In my opinion the carriers not only failed to meet the requirements of Section 15(7) of the Act, but the evidence in the case also clearly establishes a violation of Sections 2 and 3(1) of the Act. Unloading is performed by the carriers of almost all perishable freight consigned to New York. The unloading charges are made applicable only to fruits and vegetables, while other similar perishable products, such as butter, butter solids, cheese, eggs, dressed poultry, fresh meat, fish, oysters and raw milk, are unloaded by the carrier without the imposition of any unloading charges. This, in my opinion, constitutes a clear violation of Sections 2 and 3(1) of the Act.

The fourth point enumerated above was not considered by the examiners or the Interstate Commerce Commission when this case was before the Commission. The examiners merely held that under Section 15 (7) of the Act, the obligation rested upon the carriers to show the reasonableness of the line-haul rates and it was because of the carriers’ failure to meet this burden that they recommended the proposed unloading charges be cancelled. The Interstate Commerce Commission simply brushed aside the question of the reasonableness of the line-haul rates and decided the case solely on the reasonableness of the unloading charges.

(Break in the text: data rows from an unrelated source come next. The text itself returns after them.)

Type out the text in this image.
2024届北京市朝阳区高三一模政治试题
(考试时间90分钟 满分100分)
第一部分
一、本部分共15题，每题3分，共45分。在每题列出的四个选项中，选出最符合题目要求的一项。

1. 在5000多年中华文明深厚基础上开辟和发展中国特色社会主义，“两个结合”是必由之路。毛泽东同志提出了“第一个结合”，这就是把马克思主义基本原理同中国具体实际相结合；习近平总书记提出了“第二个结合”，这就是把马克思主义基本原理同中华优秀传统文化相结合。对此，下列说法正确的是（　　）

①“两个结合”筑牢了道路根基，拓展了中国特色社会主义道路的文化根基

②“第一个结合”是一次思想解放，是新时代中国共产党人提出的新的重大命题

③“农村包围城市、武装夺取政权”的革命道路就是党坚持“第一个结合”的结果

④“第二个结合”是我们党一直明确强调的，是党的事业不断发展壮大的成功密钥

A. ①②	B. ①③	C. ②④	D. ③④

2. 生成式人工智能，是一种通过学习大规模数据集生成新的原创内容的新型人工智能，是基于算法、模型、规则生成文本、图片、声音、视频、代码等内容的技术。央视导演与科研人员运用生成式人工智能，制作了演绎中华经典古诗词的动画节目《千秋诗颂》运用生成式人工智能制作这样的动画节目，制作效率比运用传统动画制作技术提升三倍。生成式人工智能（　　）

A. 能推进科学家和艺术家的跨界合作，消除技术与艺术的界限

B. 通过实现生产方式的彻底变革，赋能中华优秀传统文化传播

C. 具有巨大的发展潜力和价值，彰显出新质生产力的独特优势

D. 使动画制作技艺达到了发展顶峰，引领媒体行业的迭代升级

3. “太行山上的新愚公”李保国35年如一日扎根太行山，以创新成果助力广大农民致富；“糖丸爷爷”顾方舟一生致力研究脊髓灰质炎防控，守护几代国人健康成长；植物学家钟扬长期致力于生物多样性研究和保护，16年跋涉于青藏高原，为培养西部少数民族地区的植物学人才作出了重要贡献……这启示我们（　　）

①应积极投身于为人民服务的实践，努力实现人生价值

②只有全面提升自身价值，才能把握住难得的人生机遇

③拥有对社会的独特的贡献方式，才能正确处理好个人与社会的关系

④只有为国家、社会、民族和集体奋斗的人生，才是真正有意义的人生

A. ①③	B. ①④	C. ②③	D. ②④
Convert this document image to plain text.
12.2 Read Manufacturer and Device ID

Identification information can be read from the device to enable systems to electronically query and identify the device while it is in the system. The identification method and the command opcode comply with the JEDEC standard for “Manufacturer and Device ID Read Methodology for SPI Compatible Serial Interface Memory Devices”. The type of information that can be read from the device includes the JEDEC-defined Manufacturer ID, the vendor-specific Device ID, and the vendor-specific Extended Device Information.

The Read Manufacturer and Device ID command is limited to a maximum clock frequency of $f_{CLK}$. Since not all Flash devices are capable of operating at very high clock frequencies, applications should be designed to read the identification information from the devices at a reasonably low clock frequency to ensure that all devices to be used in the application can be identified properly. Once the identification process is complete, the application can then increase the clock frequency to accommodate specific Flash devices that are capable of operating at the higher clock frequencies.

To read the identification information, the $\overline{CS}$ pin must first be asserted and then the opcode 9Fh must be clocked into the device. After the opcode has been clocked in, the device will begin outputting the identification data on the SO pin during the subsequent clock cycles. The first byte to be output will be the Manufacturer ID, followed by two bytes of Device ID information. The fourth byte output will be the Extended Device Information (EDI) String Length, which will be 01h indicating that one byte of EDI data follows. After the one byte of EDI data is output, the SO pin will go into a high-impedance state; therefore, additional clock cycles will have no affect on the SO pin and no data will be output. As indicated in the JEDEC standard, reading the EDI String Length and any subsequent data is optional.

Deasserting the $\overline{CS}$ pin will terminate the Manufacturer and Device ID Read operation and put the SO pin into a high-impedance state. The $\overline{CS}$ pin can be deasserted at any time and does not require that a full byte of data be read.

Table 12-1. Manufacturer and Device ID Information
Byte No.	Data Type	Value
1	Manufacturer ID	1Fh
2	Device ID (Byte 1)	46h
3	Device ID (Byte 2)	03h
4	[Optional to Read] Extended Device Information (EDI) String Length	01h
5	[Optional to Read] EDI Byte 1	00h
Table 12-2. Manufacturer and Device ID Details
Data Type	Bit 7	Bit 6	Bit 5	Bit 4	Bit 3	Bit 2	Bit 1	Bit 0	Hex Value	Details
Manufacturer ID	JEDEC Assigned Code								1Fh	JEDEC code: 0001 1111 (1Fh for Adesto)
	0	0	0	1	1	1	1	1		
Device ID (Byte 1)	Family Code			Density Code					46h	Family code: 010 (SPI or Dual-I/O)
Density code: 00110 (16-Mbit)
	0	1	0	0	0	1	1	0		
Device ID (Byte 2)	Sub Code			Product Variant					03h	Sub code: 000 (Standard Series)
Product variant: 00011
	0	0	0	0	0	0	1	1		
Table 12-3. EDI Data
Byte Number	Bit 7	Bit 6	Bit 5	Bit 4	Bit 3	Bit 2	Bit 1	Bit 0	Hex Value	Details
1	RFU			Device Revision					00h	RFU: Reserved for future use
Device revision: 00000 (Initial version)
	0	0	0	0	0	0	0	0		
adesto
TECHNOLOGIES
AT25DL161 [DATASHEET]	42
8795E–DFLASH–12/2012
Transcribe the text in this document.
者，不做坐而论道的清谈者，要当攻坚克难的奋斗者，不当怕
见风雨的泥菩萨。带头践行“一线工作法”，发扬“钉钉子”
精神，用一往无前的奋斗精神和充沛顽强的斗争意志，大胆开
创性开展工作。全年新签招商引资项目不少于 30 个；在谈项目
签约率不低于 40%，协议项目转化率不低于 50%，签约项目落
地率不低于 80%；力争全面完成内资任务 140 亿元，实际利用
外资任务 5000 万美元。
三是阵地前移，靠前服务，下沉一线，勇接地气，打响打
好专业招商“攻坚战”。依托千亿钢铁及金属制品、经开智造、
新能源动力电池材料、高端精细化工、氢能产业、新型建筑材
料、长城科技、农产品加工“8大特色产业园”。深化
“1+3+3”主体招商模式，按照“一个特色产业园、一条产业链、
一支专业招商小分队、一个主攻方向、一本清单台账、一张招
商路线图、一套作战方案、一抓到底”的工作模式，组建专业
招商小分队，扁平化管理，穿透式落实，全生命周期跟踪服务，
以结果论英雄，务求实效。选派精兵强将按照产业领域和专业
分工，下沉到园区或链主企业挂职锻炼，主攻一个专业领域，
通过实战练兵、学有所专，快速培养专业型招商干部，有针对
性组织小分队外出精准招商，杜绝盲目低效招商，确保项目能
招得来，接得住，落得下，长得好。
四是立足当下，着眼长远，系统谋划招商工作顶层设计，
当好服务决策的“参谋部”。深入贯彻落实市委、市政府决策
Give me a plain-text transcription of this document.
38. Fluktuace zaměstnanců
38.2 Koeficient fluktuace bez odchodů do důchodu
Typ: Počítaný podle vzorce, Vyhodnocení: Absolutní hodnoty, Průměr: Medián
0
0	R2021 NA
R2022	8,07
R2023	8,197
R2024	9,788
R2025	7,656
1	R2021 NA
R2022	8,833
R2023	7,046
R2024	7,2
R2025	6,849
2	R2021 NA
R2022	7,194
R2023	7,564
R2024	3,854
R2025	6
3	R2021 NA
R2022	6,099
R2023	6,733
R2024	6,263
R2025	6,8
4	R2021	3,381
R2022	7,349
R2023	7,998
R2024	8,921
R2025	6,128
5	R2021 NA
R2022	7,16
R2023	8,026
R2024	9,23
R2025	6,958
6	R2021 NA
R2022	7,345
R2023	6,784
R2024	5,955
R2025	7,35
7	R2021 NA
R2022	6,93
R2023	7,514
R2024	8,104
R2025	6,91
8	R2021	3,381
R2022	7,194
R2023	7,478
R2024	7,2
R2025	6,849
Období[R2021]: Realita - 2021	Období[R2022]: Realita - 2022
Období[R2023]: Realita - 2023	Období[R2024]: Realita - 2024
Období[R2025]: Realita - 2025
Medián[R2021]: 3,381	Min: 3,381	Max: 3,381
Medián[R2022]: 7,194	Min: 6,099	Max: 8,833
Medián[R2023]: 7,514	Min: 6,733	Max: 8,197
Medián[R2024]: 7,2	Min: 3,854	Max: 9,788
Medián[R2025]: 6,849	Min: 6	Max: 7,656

At the time the Commission had this case under consideration it also had under consideration a general application for an increase in freight rates (interstate and intrastate) throughout the United States to meet rising costs and diminishing passenger revenue. As a result of the application for this general increase the Commission allowed a thirty percent increase in freight rates, chiefly to make up for passenger operating deficits. 264 I.C.C. 695; 266 I.C.C. 537; 269 I.C.C. 33; 270 I.C.C. 81, 93, 403. The legality of this action on the part of the Commission was challenged in King v. United States, 344 U.S. 254, 73 S.Ct. 259. On the record in that case the carriers frankly conceded that the railroads of this country by and large are making a substantial profit out of their overall freight service, and that considered alone, increases in freight rates could not have been justified in that case on the ground that the railroads needed the additional revenue to pay the cost of rendering freight services and a fair return on the property devoted to such services. The difference between that case and this case is of grave importance as to the power of the Interstate Commerce Commission over freight rates. In the former case there was a general increase made in freight rates to cover the heavy losses resulting from passenger operations. Congress having authorized such action and the Interstate Commerce Commission having taken such action, the Court did not have the authority to override the same. In this case, however, the carriers have limited their efforts to secure increases in rates to a small segment of freight transportation and the Commission by its order has cast a burden upon this small segment of transportation that is not placed upon any other commodities. To hold that the Interstate Commerce Commission has the authority under the Interstate Commerce Act to so discriminate against fruits and vegetables or any other *427classes of commodities is to vest in the Commission authority not to be found in the Interstate Commerce Act. The decision in King v. United States, supra, is so far-reaching in its effect upon freight rates that a grave -duty rests upon the Courts to restrict the carriers and the Commission to the principles announced in that case and where, as in this case, it appears that the line-haul rates are in excess of just and reasonable rates additional accessorial charges limited to particular classes of freight should not be countenanced.

Assuming the carriers are entitled to additional compensation for the cost of unloading freight at New York and Philadelphia, their remedy, under the Interstate Commerce Act, is to secure it by agreement with connecting carriers affected or make application to the Commission for a greater division of the line-haul rates to cover the needed additional costs instead of loading such costs on the farmers of this country.

In my opinion, the order of the Commission of May 7, 1952, 286 I.C.C. 119, clearly violates Sections 2, 3(1) and 15(7) of the Interstate Commerce Act and, for this reason, is illegal and should be set aside.